A observação etnográfica e etnológica acicata-o permanentemente. Vejamos como descreve os Balantas, isto a propósito de uma ida ao Encoche, a impor autoridade aos Balantas descritos como larápios e orgulhosos de o ser: “Talvez o grupo mais numeroso nos diferentes que povoam a Guiné, ocupando a vasta região banhada pelo Mansoa, quase no Geba, em frente de São Belchior, até às margens do Cacheu, cercados pelo interior pelos Mandingas e Fulas e de outro lado por Mancanhas e Manjacos, afigurou-se-me que são os verdadeiros pretos da Guiné, dedicados à terra que cultivam com atividade, empregando a sua inegável robustez, relacionando-se apenas com os Papeis e roubando quanto podem”. A lancha lá vai, no encalço destes Balantas que precisam de intimidação: “Preparado o navio com as chapas de combate colocadas, o que lhe dava aparência de caixa oblonga, contornámos Bissau e metemos ao Impernal, rio tão estreito que as caixas das rodas riscavam as margens e as árvores metiam os ramos por todas as aberturas e cobriam o spardeck.

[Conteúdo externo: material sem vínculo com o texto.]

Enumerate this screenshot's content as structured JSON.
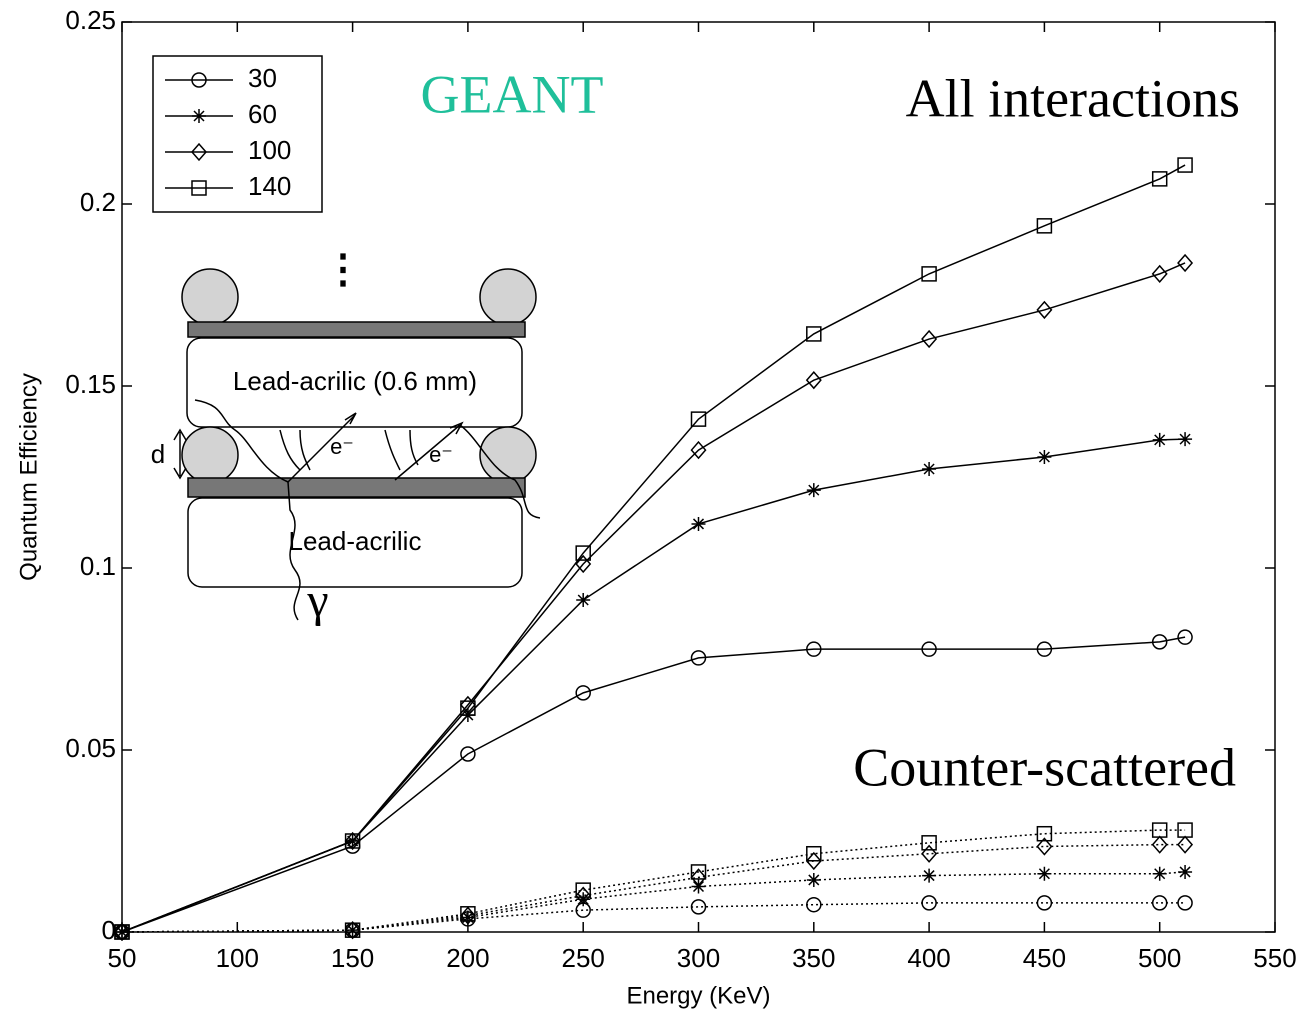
{
  "chart_data": {
    "type": "line",
    "x_label": "Energy (KeV)",
    "y_label": "Quantum Efficiency",
    "annotations": [
      "GEANT",
      "All interactions",
      "Counter-scattered"
    ],
    "annotation_colors": [
      "#1fbf9a",
      "#000000",
      "#000000"
    ],
    "x": [
      50,
      150,
      200,
      250,
      300,
      350,
      400,
      450,
      500,
      511
    ],
    "series": [
      {
        "name": "30",
        "marker": "circle",
        "color": "#000000",
        "values": [
          0,
          0.0236,
          0.0489,
          0.0657,
          0.0753,
          0.0777,
          0.0777,
          0.0777,
          0.0797,
          0.081
        ],
        "counter_values": [
          0,
          0.0005,
          0.0036,
          0.006,
          0.0069,
          0.0075,
          0.008,
          0.008,
          0.008,
          0.008
        ]
      },
      {
        "name": "60",
        "marker": "star",
        "color": "#000000",
        "values": [
          0,
          0.025,
          0.0596,
          0.0912,
          0.1121,
          0.1214,
          0.1272,
          0.1305,
          0.1352,
          0.1354
        ],
        "counter_values": [
          0,
          0.0005,
          0.004,
          0.009,
          0.0125,
          0.0143,
          0.0155,
          0.016,
          0.016,
          0.0165
        ]
      },
      {
        "name": "100",
        "marker": "diamond",
        "color": "#000000",
        "values": [
          0,
          0.025,
          0.0624,
          0.1011,
          0.1324,
          0.1516,
          0.1629,
          0.1709,
          0.1808,
          0.1838
        ],
        "counter_values": [
          0,
          0.0005,
          0.0045,
          0.01,
          0.015,
          0.0195,
          0.0215,
          0.0235,
          0.024,
          0.024
        ]
      },
      {
        "name": "140",
        "marker": "square",
        "color": "#000000",
        "values": [
          0,
          0.025,
          0.0615,
          0.1041,
          0.1409,
          0.1643,
          0.1808,
          0.194,
          0.2069,
          0.2107
        ],
        "counter_values": [
          0,
          0.0005,
          0.005,
          0.0115,
          0.0165,
          0.0215,
          0.0245,
          0.027,
          0.028,
          0.028
        ]
      }
    ],
    "line_style": "solid",
    "counter_line_style": "dotted",
    "legend": "upper left",
    "xlim": [
      50,
      550
    ],
    "xticks": [
      50,
      100,
      150,
      200,
      250,
      300,
      350,
      400,
      450,
      500,
      550
    ],
    "ylim": [
      0,
      0.25
    ],
    "yticks": [
      0,
      0.05,
      0.1,
      0.15,
      0.2,
      0.25
    ],
    "grid": false,
    "inset": {
      "layer_labels": [
        "Lead-acrilic (0.6 mm)",
        "Lead-acrilic"
      ],
      "gap_label": "d",
      "electron_labels": [
        "e⁻",
        "e⁻"
      ],
      "photon_label": "γ",
      "ellipsis": "⋮"
    }
  }
}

Isso era motivo de galhofa, pois como estávamos nas vésperas do Natal dizíamos que não faltava árvore para os brinquedos da tradição cristã. E não faltaram por completo, porque se apanhou um camaleão num dos ramos”. Missão cumprida, Balantas intimidades, regresso a Bissau onde se passou o Natal. Chegou o tempo dos trabalhos de manutenção: “Para começar bem o ano que entrava, como o navio já cirandou demasiado e precisa de limpeza, encalhámos na praia, junto ao telheiro das embarcações do Governador e do plano inclinado, aonde as lanchas recebem reparações; e, durante oito dias, foi faina grossa de raspagens e pinturas que nos deixavam arrasados. Pretos e brancos, irmanados no mesmo esforço, sujeitavam-se ao mesmo sacrifício. Mas ali não havia operários especiais. À gente do navio é que pertencia fazê-lo”. E aproveita para contar mais um pormenor: “Durante a nossa estada em terra chegou uma deputação de chefes Fulas, com os seus tocadores de violas, a pedir ao Governador licença para perseguir e prender um tal chefe Damá que acusam de pilhagens e assaltos a embarcações e caravanas. Parece que justificaram as suas queixas, pois nos constou que tinham sido autorizados a fazer guerra ao culpado, recendo pólvora para esse efeito. Lá se foram; e tanto era o que nos constou que tempos depois lá apareceu o tal homenzinho preso e o tivemos como hóspede a bordo até que foi deportado”.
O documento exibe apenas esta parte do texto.